The example above that uses appliedVelocity was part of my less-stable version which I am not using anymore. The idea comes from "Game Physics Engine Development" by Ian Millington (section 16.1.2 of 2nd ed) and is intended to remove the previous frame's applied velocity (primarily acceleration due to gravity) in order to reduce jitteriness. With position correction integrated, my engine was stable enough that the term wasn't needed anymore, so I've since removed it.
If you still want to use it, my understanding is that you determine it's magnitude along the collision normal (appliedVel dot normal), and subtract it from the amount of desired change in velocity for that frame in order to prevent over-compensation.

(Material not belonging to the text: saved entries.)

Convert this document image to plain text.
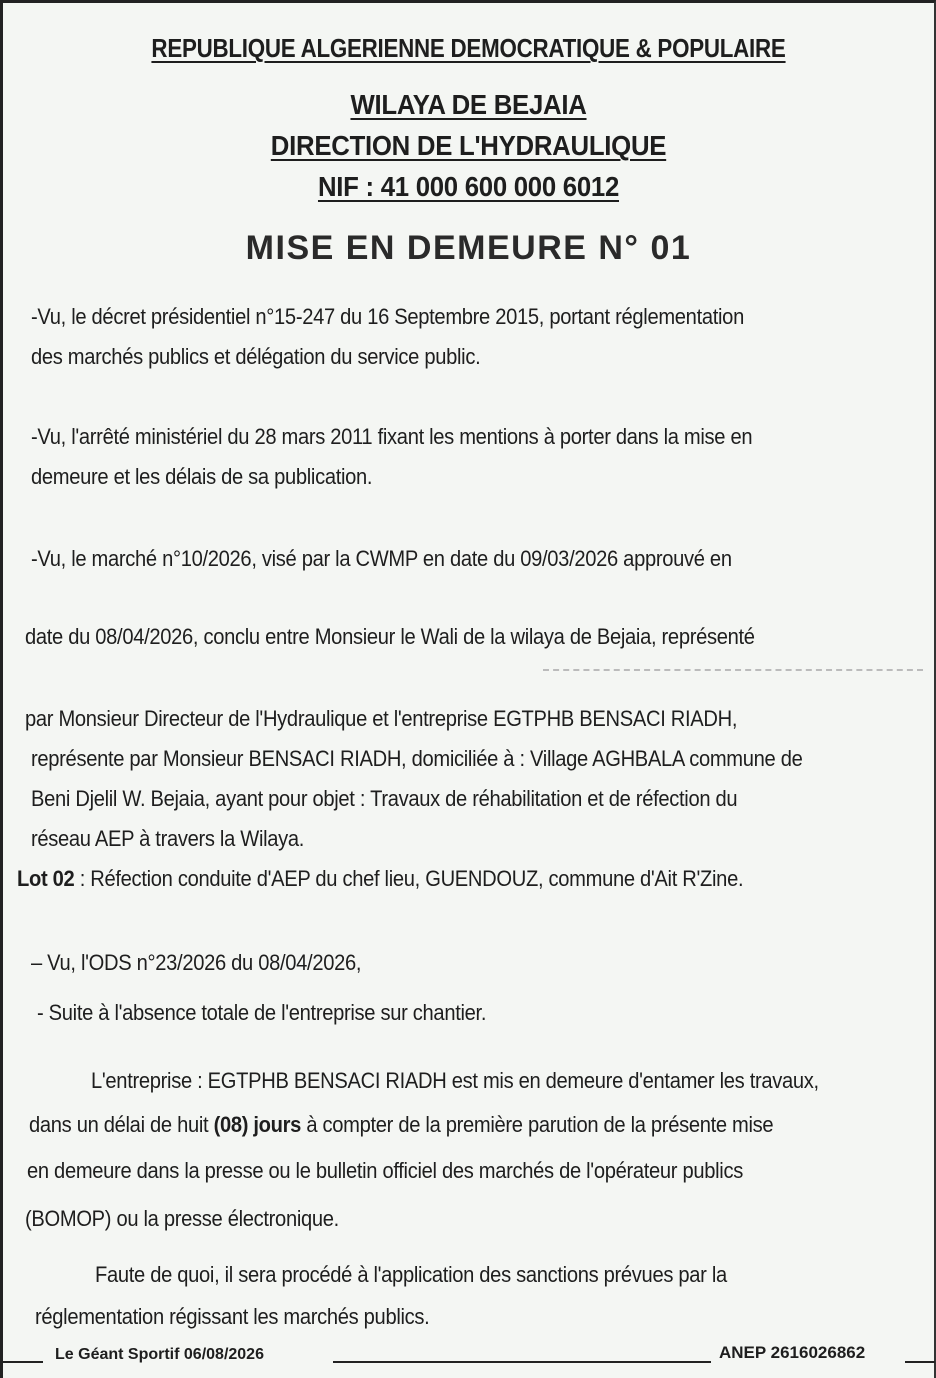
REPUBLIQUE ALGERIENNE DEMOCRATIQUE & POPULAIRE
WILAYA DE BEJAIA
DIRECTION DE L'HYDRAULIQUE
NIF : 41 000 600 000 6012
MISE EN DEMEURE N° 01
-Vu, le décret présidentiel n°15-247 du 16 Septembre 2015, portant réglementation
des marchés publics et délégation du service public.
-Vu, l'arrêté ministériel du 28 mars 2011 fixant les mentions à porter dans la mise en
demeure et les délais de sa publication.
-Vu, le marché n°10/2026, visé par la CWMP en date du 09/03/2026 approuvé en
date du 08/04/2026, conclu entre Monsieur le Wali de la wilaya de Bejaia, représenté
par Monsieur Directeur de l'Hydraulique et l'entreprise EGTPHB BENSACI RIADH,
représente par Monsieur BENSACI RIADH, domiciliée à : Village AGHBALA commune de
Beni Djelil W. Bejaia, ayant pour objet : Travaux de réhabilitation et de réfection du
réseau AEP à travers la Wilaya.
Lot 02 : Réfection conduite d'AEP du chef lieu, GUENDOUZ, commune d'Ait R'Zine.
– Vu, l'ODS n°23/2026 du 08/04/2026,
- Suite à l'absence totale de l'entreprise sur chantier.
L'entreprise : EGTPHB BENSACI RIADH est mis en demeure d'entamer les travaux,
dans un délai de huit (08) jours à compter de la première parution de la présente mise
en demeure dans la presse ou le bulletin officiel des marchés de l'opérateur publics
(BOMOP) ou la presse électronique.
Faute de quoi, il sera procédé à l'application des sanctions prévues par la
réglementation régissant les marchés publics.
Le Géant Sportif 06/08/2026	ANEP 2616026862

Regarding restitution, for my needs, I really don't need much to be "bouncy", so I'm setting the change in vel to be only enough to remove the relative velocity w.r.t the normal (i.e. changeInVel = -magnitudeOfRelativeVelOnNormal). But anyways, the added energy may be coming because of the integration of the position correction. Remember position correction only needs to be applied for a single frame; and so when we apply it as an impulse, it will continue to affect the bodies in question over several frames. To account for this, you should experiment with only applying a fraction of this corrective impulse. This combined with warm starting should be enough. If you dig into the full Box2D (rather than Box2D lite) I believe it handles coefficients of restitution more dynamically.
Something else to consider. If you are caching your contacts across multiple frames or have implemented any type of relaxation to solve your velocity constraints, you'll want to make sure that you update the "velAlongNormal" each time you apply an impulse to either body otherwise you may accumulate error which *could* be causing any extra bounciness.